I agree with this.  I do not combine the different arts that I practice, at least not deliberately in practice.  I practice and train them separately, and I have no interest in trying to combine them into one mixed super-art.  I don't think that usually works out particularly well.

However, in actual use, things have a way of blending when necessary, and everything that you train does affect everything else that you train.  That is unavoidable.


----------



## KamonGuy2 (Apr 30, 2009)

geezer said:


> _Good_ practitioners eh? Well _that's_ my problem. I have my hands full trying to internalize the feel of WT. I really couldn't switch from one to the other at will. OK, maybe in drills and forms. But what happens when you spar? I'd fall into the stances and positions that were most instinctive or deeply trained. I do successfully cross-train with a style of escrima, but it's an eclectic system that allows me to incorporate my WT instincts. So Kamon, what happens when you free-spar? Do you ever find yourself falling into WC mode when doing Karate?


 
Very much so. And the great thing about the club I train in is that they allow it. Like I have said before, under certain conditions, certain arts work. In a sparring situation where you are meant to 'play', you can't obviously use intense wing chun because you would be hurting your opponent. Of course you could tone it down, but it is much easier to use other moves or other arts

In a boxing ring with 14 or 16oz gloves on, with set rules, facing a light footed boxer, it is difficult to spar using wing chun 

That said however, you can still use aspects of wing chun in anything you do. And this is what happens when I do karate free sparring. I am very used to 'hunting' my opponents centre line and use very quick hands. This is great for blocking your opponent. My pak saos do tend to appear quite a lot. Many karate guys also have a habit of turning their back a lot which allows me to close in very easily

But you will find that whatever arts you do, things crossover. This can be a very good thing


----------



## Tensei85 (May 16, 2009)

Well at one time for a long period (around 6 years) I trained Karate, TKD, Wing Chun, Judo, J.J., and B.J.J.

I felt that the benefits that I gained were I became more well rounded, understanding of Karate mechanics and Wing Chun mechanics I realized they differed quite a bit but I had to take them for what they are and not over complicate them or get lost in translation. I feel it gave me a better understanding instead of a more sheltered knowledge. (as in being in my own cliche thinking that Wing Chun is invincible, by the way it is 
: )

All kidding aside, some of the drawbacks were time constraints.

I was practicing probably 6-7 days a week with training probably in each around 2 days a given week for probably 2 hours a session give or take. 

So my understanding was better, but my general skill in each was lacking in some departments.
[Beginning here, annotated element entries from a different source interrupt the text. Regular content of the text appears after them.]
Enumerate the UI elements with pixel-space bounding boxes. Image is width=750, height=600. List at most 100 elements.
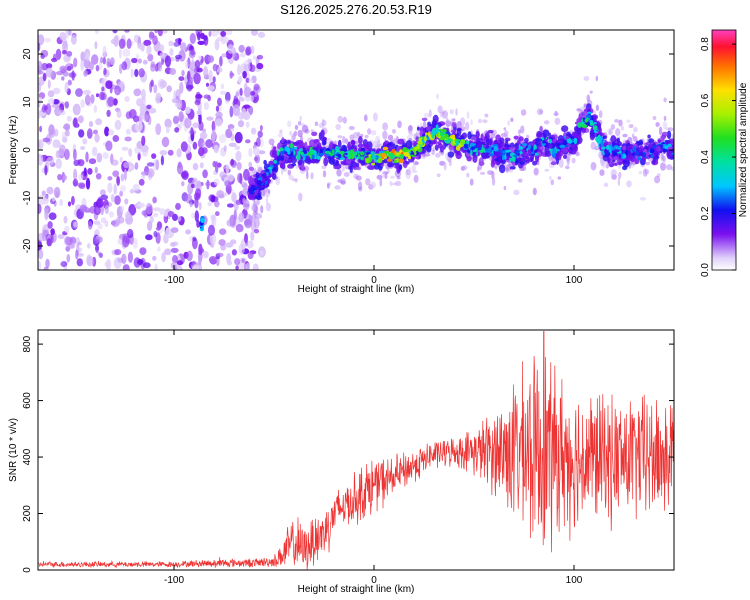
spectrogram-core-blob (279, 147, 284, 152)
spectrogram-noise-blob (94, 166, 98, 174)
spectrogram-noise-blob (213, 144, 219, 154)
spectrogram-band-blob (329, 142, 333, 149)
spectrogram-core-blob (589, 122, 595, 126)
spectrogram-band-blob (313, 139, 319, 144)
spectrogram-band-blob (349, 164, 353, 173)
spectrogram-core-blob (384, 150, 390, 155)
spectrogram-noise-blob (250, 45, 255, 54)
spectrogram-noise-blob (118, 47, 122, 59)
spectrogram-noise-blob (208, 30, 212, 37)
spectrogram-noise-blob (86, 255, 94, 267)
spectrogram-halo-blob (449, 109, 454, 115)
spectrogram-core-blob (542, 140, 546, 144)
spectrogram-core-blob (402, 147, 408, 153)
spectrogram-core-blob (593, 130, 597, 133)
spectrogram-halo-blob (379, 178, 383, 187)
spectrogram-noise-blob (105, 140, 113, 152)
spectrogram-core-blob (612, 151, 618, 157)
spectrogram-band-blob (647, 134, 651, 139)
spectrogram-halo-blob (470, 119, 473, 126)
spectrogram-halo-blob (622, 133, 628, 138)
spectrogram-noise-blob (43, 266, 49, 270)
spectrogram-noise-blob (47, 90, 55, 98)
spectrogram-core-blob (460, 139, 466, 145)
spectrogram-core-blob (485, 148, 489, 153)
spectrogram-noise-blob (66, 115, 72, 122)
spectrogram-noise-blob (64, 123, 71, 131)
spectrogram-band-blob (475, 130, 480, 139)
spectrogram-noise-blob (172, 115, 180, 125)
spectrogram-core-blob (248, 188, 253, 194)
spectrogram-noise-blob (72, 103, 81, 116)
spectrogram-core-blob (280, 150, 284, 156)
spectrogram-band-blob (271, 172, 277, 180)
spectrogram-noise-blob (119, 156, 123, 163)
spectrogram-halo-blob (554, 117, 561, 125)
spectrogram-noise-blob (185, 193, 193, 204)
spectrogram-noise-blob (155, 226, 161, 231)
spectrogram-noise-blob (154, 30, 159, 34)
spectrogram-noise-blob (229, 127, 235, 132)
spectrogram-halo-blob (520, 109, 527, 116)
spectrogram-noise-blob (161, 58, 165, 65)
spectrogram-signal-band (199, 75, 674, 232)
spectrogram-noise-blob (124, 30, 130, 33)
spectrogram-halo-blob (595, 75, 598, 82)
snr-frame (37, 329, 675, 571)
spectrogram-noise-blob (149, 81, 153, 93)
spectrogram-noise-blob (193, 72, 201, 85)
spectrogram-noise-blob (256, 62, 264, 70)
spectrogram-noise-blob (79, 204, 88, 213)
spectrogram-noise-blob (229, 105, 234, 118)
spectrogram-core-blob (336, 153, 342, 157)
spectrogram-noise-blob (212, 76, 216, 83)
spectrogram-halo-blob (620, 125, 624, 131)
spectrogram-noise-blob (176, 163, 184, 175)
spectrogram-halo-blob (633, 126, 638, 133)
spectrogram-noise-blob (88, 158, 97, 165)
spectrogram-core-blob (577, 122, 583, 128)
spectrogram-noise-blob (115, 216, 121, 226)
spectrogram-noise-blob (103, 67, 107, 76)
spectrogram-halo-blob (265, 202, 271, 212)
spectrogram-noise-blob (129, 165, 137, 170)
spectrogram-halo-blob (431, 149, 435, 156)
spectrogram-noise-blob (65, 30, 69, 39)
spectrogram-noise-blob (207, 55, 215, 63)
spectrogram-noise-blob (108, 211, 115, 218)
spectrogram-band-blob (648, 138, 655, 144)
spectrogram-core-blob (551, 148, 557, 155)
spectrogram-halo-blob (367, 128, 372, 135)
spectrogram-noise-blob (38, 203, 42, 214)
spectrogram-halo-blob (465, 121, 470, 131)
spectrogram-noise-blob (214, 38, 220, 51)
spectrogram-core-blob (296, 154, 301, 161)
spectrogram-halo-blob (342, 116, 347, 124)
spectrogram-halo-blob (663, 97, 667, 103)
spectrogram-halo-blob (365, 178, 371, 186)
spectrogram-noise-blob (252, 263, 259, 270)
spectrogram-noise-blob (93, 206, 101, 216)
spectrogram-noise-blob (63, 215, 68, 224)
spectrogram-noise-blob (136, 98, 144, 107)
spectrogram-band-blob (340, 161, 346, 165)
spectrogram-band-blob (556, 149, 564, 157)
spectrogram-core-blob (633, 146, 637, 152)
spectrogram-noise-blob (184, 106, 191, 114)
spectrogram-core-blob (276, 150, 280, 156)
spectrogram-band-blob (416, 126, 420, 131)
spectrogram-xtick-label: 0 (371, 275, 377, 286)
spectrogram-halo-blob (436, 173, 441, 178)
spectrogram-halo-blob (295, 164, 298, 170)
spectrogram-noise-blob (113, 183, 117, 195)
spectrogram-halo-blob (445, 117, 449, 127)
spectrogram-core-blob (656, 145, 661, 152)
spectrogram-halo-blob (382, 130, 388, 140)
spectrogram-noise-blob (55, 158, 62, 169)
spectrogram-noise-blob (95, 30, 99, 35)
spectrogram-band-blob (556, 156, 559, 165)
spectrogram-core-blob (515, 150, 520, 154)
spectrogram-noise-blob (71, 195, 75, 206)
spectrogram-noise-blob (120, 173, 125, 182)
spectrogram-noise-blob (164, 55, 172, 68)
Gross motor skills were at times a challenge as well, generally the Judo I was the least adept. 

As time progressed I found myself naturally inclement to one or two styles which i focused on for more of a full time basis. 
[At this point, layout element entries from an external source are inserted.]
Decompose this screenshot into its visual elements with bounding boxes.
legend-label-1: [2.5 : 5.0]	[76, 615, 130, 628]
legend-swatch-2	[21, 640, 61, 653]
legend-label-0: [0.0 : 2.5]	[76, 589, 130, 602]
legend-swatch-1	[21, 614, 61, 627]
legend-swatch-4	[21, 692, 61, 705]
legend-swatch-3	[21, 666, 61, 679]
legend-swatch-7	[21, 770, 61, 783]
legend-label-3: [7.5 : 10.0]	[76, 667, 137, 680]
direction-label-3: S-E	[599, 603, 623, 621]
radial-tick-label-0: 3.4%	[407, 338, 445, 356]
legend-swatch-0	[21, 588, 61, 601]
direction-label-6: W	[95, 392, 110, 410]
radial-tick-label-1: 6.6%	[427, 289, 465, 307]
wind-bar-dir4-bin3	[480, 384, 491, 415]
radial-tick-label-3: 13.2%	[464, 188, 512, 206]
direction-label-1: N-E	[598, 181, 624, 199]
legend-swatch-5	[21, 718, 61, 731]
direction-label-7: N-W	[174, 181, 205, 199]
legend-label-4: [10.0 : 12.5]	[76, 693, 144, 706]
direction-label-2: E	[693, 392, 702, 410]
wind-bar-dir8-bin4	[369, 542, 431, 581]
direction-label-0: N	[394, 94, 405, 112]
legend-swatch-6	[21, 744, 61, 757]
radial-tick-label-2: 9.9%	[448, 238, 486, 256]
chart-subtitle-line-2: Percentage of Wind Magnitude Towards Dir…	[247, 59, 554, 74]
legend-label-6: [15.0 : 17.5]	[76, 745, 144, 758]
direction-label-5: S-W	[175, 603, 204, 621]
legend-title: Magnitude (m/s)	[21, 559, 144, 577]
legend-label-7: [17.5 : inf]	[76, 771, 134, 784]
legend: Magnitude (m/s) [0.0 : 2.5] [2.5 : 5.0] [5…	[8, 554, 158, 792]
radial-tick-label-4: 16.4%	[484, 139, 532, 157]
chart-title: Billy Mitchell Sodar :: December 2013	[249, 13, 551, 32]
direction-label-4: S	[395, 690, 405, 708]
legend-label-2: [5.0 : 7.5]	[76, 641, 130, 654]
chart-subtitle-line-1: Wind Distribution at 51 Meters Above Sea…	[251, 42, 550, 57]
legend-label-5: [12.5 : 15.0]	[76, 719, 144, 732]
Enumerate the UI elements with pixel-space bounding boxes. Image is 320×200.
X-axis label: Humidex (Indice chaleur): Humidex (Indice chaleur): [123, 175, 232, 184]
So I would say if you have the opportunity to or are studying Karate and Wing Chun or whatever I would take advantage of the situation even now today I wouldn't trade the information I gained for anything.
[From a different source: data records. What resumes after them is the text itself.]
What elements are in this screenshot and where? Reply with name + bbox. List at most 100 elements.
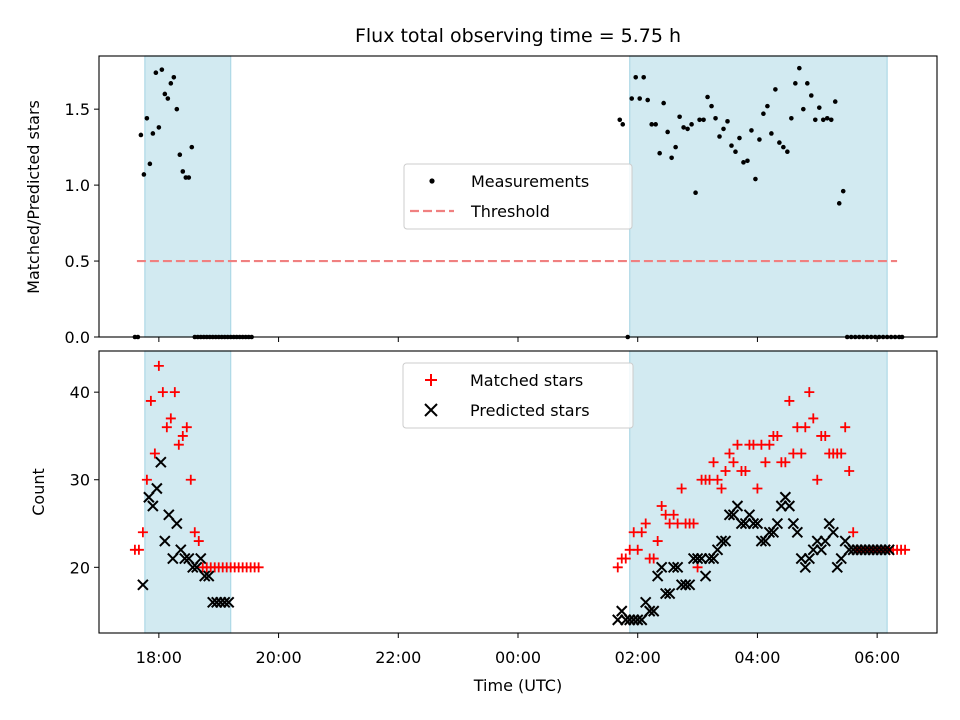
measurement-point [649,122,654,127]
matched-stars-point [189,527,200,538]
legend-label: Measurements [471,172,589,191]
matched-stars-point [780,457,791,468]
measurement-point [617,117,623,123]
measurement-point [669,155,674,161]
measurement-point [693,190,698,196]
matched-stars-point [149,448,160,459]
measurement-point [174,106,180,112]
measurement-point [629,96,635,101]
matched-stars-point [169,387,180,398]
matched-stars-point [181,422,192,433]
matched-stars-point [133,544,144,555]
predicted-stars-point [616,605,628,617]
measurement-point [805,81,810,86]
measurement-point [144,115,150,121]
predicted-stars-point [723,509,736,521]
measurement-point [620,122,626,127]
matched-stars-point [844,465,855,476]
predicted-stars-point [151,482,163,495]
measurement-point [661,100,666,106]
predicted-stars-point [779,491,792,503]
measurement-point [162,91,168,97]
measurement-point [681,125,686,130]
predicted-stars-point [159,535,171,547]
predicted-stars-point [691,552,704,565]
measurement-point [717,134,722,139]
measurement-point [138,132,144,138]
measurement-point [186,175,192,180]
measurement-point [673,144,678,150]
predicted-stars-point [791,526,804,538]
measurement-point [641,74,646,80]
legend-marker [424,403,438,417]
predicted-stars-point [831,561,843,574]
matched-stars-point [177,430,188,441]
matched-stars-point [620,553,631,564]
x-tick-label: 02:00 [615,648,661,667]
predicted-stars-point [635,614,648,626]
predicted-stars-point [187,561,199,574]
predicted-stars-point [683,579,696,591]
matched-stars-point [153,360,164,371]
predicted-stars-point [735,517,748,530]
measurement-point [677,114,682,120]
measurement-point [801,106,806,112]
predicted-stars-point [803,552,816,565]
measurement-point [697,117,702,123]
measurement-point [773,87,778,92]
top-legend: Measurements Threshold [403,163,633,230]
measurement-point [705,94,710,100]
predicted-stars-point [763,526,776,538]
legend-box [402,362,634,429]
matched-stars-point [784,395,795,406]
predicted-stars-point [195,552,207,565]
legend-marker [429,178,435,184]
predicted-stars-point [175,544,187,556]
measurement-point [789,115,794,121]
measurement-point [753,176,758,182]
measurement-point [153,70,159,76]
measurement-point [159,67,165,72]
matched-stars-point [900,544,911,555]
predicted-stars-point [199,570,211,582]
matched-stars-point [161,422,172,433]
measurement-point [769,131,774,136]
legend-label: Threshold [470,202,550,221]
predicted-stars-point [155,456,167,468]
predicted-stars-point [183,552,195,565]
matched-stars-point [752,483,763,494]
x-tick-label: 04:00 [734,648,780,667]
matched-stars-point [612,562,623,573]
matched-stars-point [193,536,204,547]
predicted-stars-point [655,561,668,574]
predicted-stars-point [783,500,796,512]
measurement-point [737,135,742,141]
x-tick-label: 06:00 [854,648,900,667]
matched-stars-point [840,422,851,433]
predicted-stars-point [755,535,768,547]
x-tick-label: 00:00 [495,648,541,667]
measurement-point [645,97,650,103]
predicted-stars-point [839,535,851,547]
measurement-point [657,150,662,156]
predicted-stars-point [203,570,215,582]
matched-stars-point [820,430,831,441]
predicted-stars-point [137,579,149,591]
matched-stars-point [145,395,156,406]
measurement-point [757,137,762,142]
matched-stars-point [652,536,663,547]
matched-stars-point [760,457,771,468]
measurement-point [777,140,782,145]
predicted-stars-point [707,552,720,565]
matched-stars-point [157,387,168,398]
matched-stars-point [812,474,823,485]
matched-stars-point [648,553,659,564]
x-tick-label: 18:00 [136,648,182,667]
measurement-point [765,103,770,109]
measurement-point [165,96,171,101]
measurement-point [177,152,183,158]
legend-label: Matched stars [470,371,583,390]
matched-stars-point [772,430,783,441]
predicted-stars-point [663,587,676,600]
measurement-point [816,105,822,110]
Even though I'm just studying Wing Chun & Tong Long Quan right now well with Taiji & Bagua on the side and a little dash of Tong Bei or whatever else lol. 

One last point as was brought out before I feel that "fighting" also is a must you can generally adapt what you've learned into these type of environments and over time things become less clouded. (given you begin to understand your own game)  I feel some things can only be learned through fighting. 

Hope this helps in some form.


----------



## qwksilver61 (May 16, 2009)

Coming out of Kwon Jae Hwa's traditional Tae Kwon Do,no.....I would not recommend mixing the two...there was a lot that I had to un-learn,it just does'nt work that way.....two cents......


----------



## BradderzH (Feb 6, 2018)

I've recently left Karate behind after becoming dissatisfied with my club. I've started training at a Wing Chun club to see how it goes so I can't really speak from exprience yet, but I have no intention of trying to mix the two. I have noticed similar concepts alredy though. Maybe someone could make it work. 

As a side note, Peter Consterdine is a 9th Dan in Karate but also practiced Wing Chun for many years. Here's a quote from an article that I'll link below:

"It’s necessary with the Chinese systems to extract some broad principles if you’re going to try and incorporate elements into an expanded, Karate-based martial art. Wing Chun and Hsing I are very good additions for Karate people to blister on to their existing foundation."

‘Shotokan Way’ Interview | Peter Consterdine.com

Really old thread I know, but hope that helps!


----------